Billets d'humeur

La sœur que je n’ai jamais eu…

Je ne sais pas vous mais moi je n’ai pas de sœur. J’envie toujours un peu les femmes qui parlent de leur frangine comme d’une véritable amie, un soutien, une confidente. Ont-elles tenté de se tenir éveillées le soir du 5 décembre pour descendre voir au milieu de la nuit quel cadeau Saint Nicolas leur avait apporté? Ont-elles pleuré ensemble quand leurs parents étaient fâchés et qu’aucune des deux ne voulait dire laquelle avait cassé le vase du salon? La cadette a-t-elle menti pour couvrir son aînée quand celle-ci allait embrasser son amoureux au coin de la rue? La grande est-elle allée recadrer le sale gosse qui embêtait la petite pendant la récréation? Se sont-elles maquillées devant le même miroir puis battues pour avoir le sèche-cheveux? L’une d’elle a-t-elle aidé l’autre à choisir sa robe de mariée? Laquelle a ouvert en premier un paquet contenant des chaussons et une carte indiquant “Tu vas bientôt être tata”? J’aime bien imaginer ce qu’aurait pu être ma vie avec une sœur. Mais si ça se trouve, le tableau est moins charmant dans la réalité que dans ma tête.

Moi, ce que j’ai, c’est une fausse cousine. Fausse parce qu’en réalité, nous n’avons aucun véritable lien de parenté. Cousine parce que nous avons grandi ensemble et que nos parents respectifs se voyaient et s’aimaient comme des frères et des sœurs. Et puis il y avait ce fil croisé qui nous semblait donner une certaine légitimité au terme “cousine”: sa mère était ma marraine et ma mère était sa marraine.
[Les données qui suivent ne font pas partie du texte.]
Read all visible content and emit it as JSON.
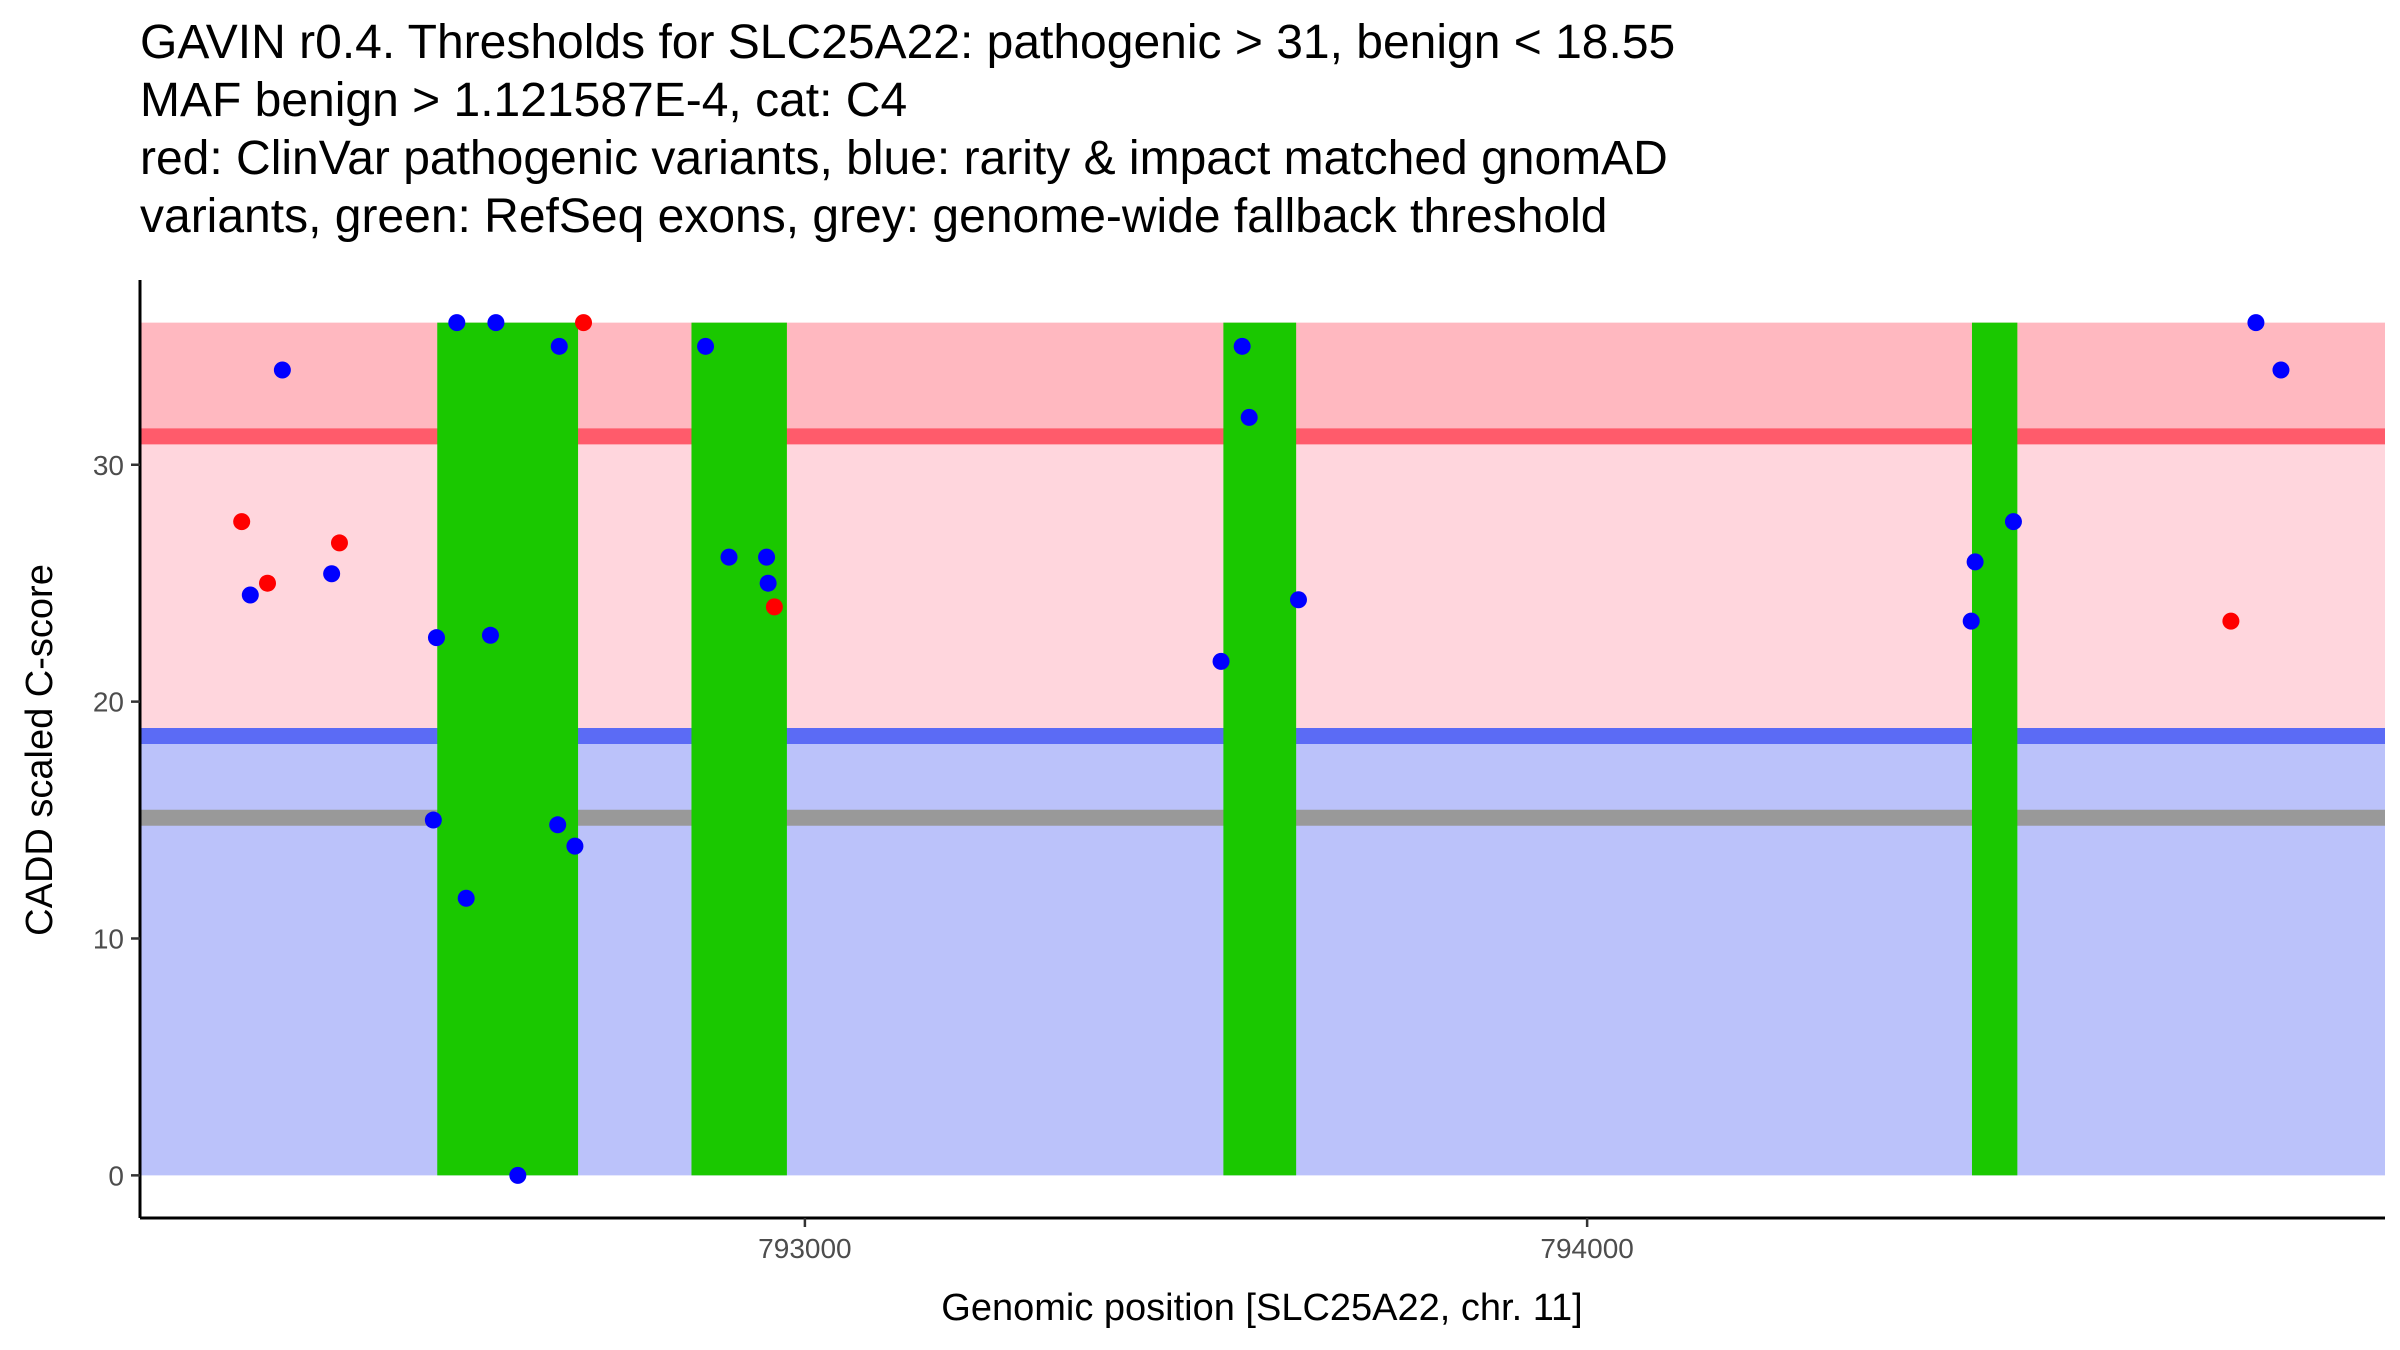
{
  "title": {
    "line1": "GAVIN r0.4. Thresholds for SLC25A22: pathogenic > 31, benign < 18.55",
    "line2": "MAF benign > 1.121587E-4, cat: C4",
    "line3": "red: ClinVar pathogenic variants, blue: rarity & impact matched gnomAD",
    "line4": "variants, green: RefSeq exons, grey: genome-wide fallback threshold"
  },
  "chart_data": {
    "type": "scatter",
    "xlabel": "Genomic position [SLC25A22, chr. 11]",
    "ylabel": "CADD scaled C-score",
    "xlim": [
      792150,
      795020
    ],
    "ylim": [
      -1.8,
      37.8
    ],
    "x_ticks": [
      793000,
      794000
    ],
    "x_tick_labels": [
      "793000",
      "794000"
    ],
    "y_ticks": [
      0,
      10,
      20,
      30
    ],
    "y_tick_labels": [
      "0",
      "10",
      "20",
      "30"
    ],
    "colors": {
      "pathogenic_zone": "#FFB8C0",
      "intermediate_zone": "#FFD6DD",
      "benign_zone": "#BBC2FA",
      "pathogenic_line": "#FF5B6B",
      "benign_line": "#5B6BF5",
      "fallback_line": "#999999",
      "exon": "#1AC800",
      "pathogenic_point": "#FF0000",
      "benign_point": "#0000FF"
    },
    "zones": [
      {
        "name": "pathogenic",
        "from": 31,
        "to": 36
      },
      {
        "name": "intermediate",
        "from": 18.55,
        "to": 31
      },
      {
        "name": "benign",
        "from": 0,
        "to": 18.55
      }
    ],
    "threshold_lines": [
      {
        "name": "pathogenic",
        "y": 31.2
      },
      {
        "name": "benign",
        "y": 18.55
      },
      {
        "name": "fallback",
        "y": 15.1
      }
    ],
    "exons": [
      {
        "start": 792530,
        "end": 792710,
        "top": 36
      },
      {
        "start": 792855,
        "end": 792977,
        "top": 36
      },
      {
        "start": 793535,
        "end": 793628,
        "top": 36
      },
      {
        "start": 794492,
        "end": 794550,
        "top": 36
      }
    ],
    "series": [
      {
        "name": "ClinVar pathogenic variants",
        "color": "#FF0000",
        "points": [
          {
            "x": 792280,
            "y": 27.6
          },
          {
            "x": 792313,
            "y": 25.0
          },
          {
            "x": 792405,
            "y": 26.7
          },
          {
            "x": 792717,
            "y": 36.0
          },
          {
            "x": 792961,
            "y": 24.0
          },
          {
            "x": 794823,
            "y": 23.4
          }
        ]
      },
      {
        "name": "rarity & impact matched gnomAD variants",
        "color": "#0000FF",
        "points": [
          {
            "x": 792291,
            "y": 24.5
          },
          {
            "x": 792332,
            "y": 34.0
          },
          {
            "x": 792395,
            "y": 25.4
          },
          {
            "x": 792529,
            "y": 22.7
          },
          {
            "x": 792525,
            "y": 15.0
          },
          {
            "x": 792555,
            "y": 36.0
          },
          {
            "x": 792567,
            "y": 11.7
          },
          {
            "x": 792598,
            "y": 22.8
          },
          {
            "x": 792605,
            "y": 36.0
          },
          {
            "x": 792633,
            "y": 0.0
          },
          {
            "x": 792686,
            "y": 35.0
          },
          {
            "x": 792684,
            "y": 14.8
          },
          {
            "x": 792706,
            "y": 13.9
          },
          {
            "x": 792873,
            "y": 35.0
          },
          {
            "x": 792903,
            "y": 26.1
          },
          {
            "x": 792951,
            "y": 26.1
          },
          {
            "x": 792953,
            "y": 25.0
          },
          {
            "x": 793532,
            "y": 21.7
          },
          {
            "x": 793559,
            "y": 35.0
          },
          {
            "x": 793568,
            "y": 32.0
          },
          {
            "x": 793631,
            "y": 24.3
          },
          {
            "x": 794491,
            "y": 23.4
          },
          {
            "x": 794496,
            "y": 25.9
          },
          {
            "x": 794545,
            "y": 27.6
          },
          {
            "x": 794855,
            "y": 36.0
          },
          {
            "x": 794887,
            "y": 34.0
          }
        ]
      }
    ]
  }
}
Lorsque nous étions vraiment toutes petites, on nous mettait dans le même parc. La pauvre enfant. Cela lui a valu de se faire arracher une poignée de cheveux, que l’on a mystérieusement retrouvée dans mon poing serré. Évidemment, nous n’en avons aucun souvenir. Trente-sept ans plus tard, je n’exclus toujours pas la possibilité que cet acte ait été commis par un méchant lutin apparu et disparu comme par magie. Un être maléfique qui s’était donné pour mission de saboter notre amitié naissante. En tout cas, je jure que ce n’était pas moi. Ou alors pas exprès, en tout cas.

Au fur et à mesure que nous avons grandi, j’ai découvert une fille douce et gentille. J’adorais aller dormir chez elle. Là où elle habitait, il était encore possible de s’amuser dans la rue avec les voisines, de partir à pieds à l’épicerie du coin pour acheter des chewing-gums qui explosaient dans la bouche. Elle était ma meilleure copine de jeu. On dessinait la mode sur un grand plateau rond, on faisait tourner des roulettes en cascade pour voir laquelle arriverait à faire tomber tous les pions de l’autre, on nourrissait des hippopotames gloutons avec des billes blanches en faisant un vacarme de tous les diables. Et puis il y avait les journées passées avec nos deux familles réunies autour d’un repas ou d’une table de pique-nique. Des promenades, des rires. De merveilleux souvenirs. Je sais maintenant que ce qu’on s’échange pendant l’enfance dure bien plus longtemps que ce qu’on ne croit.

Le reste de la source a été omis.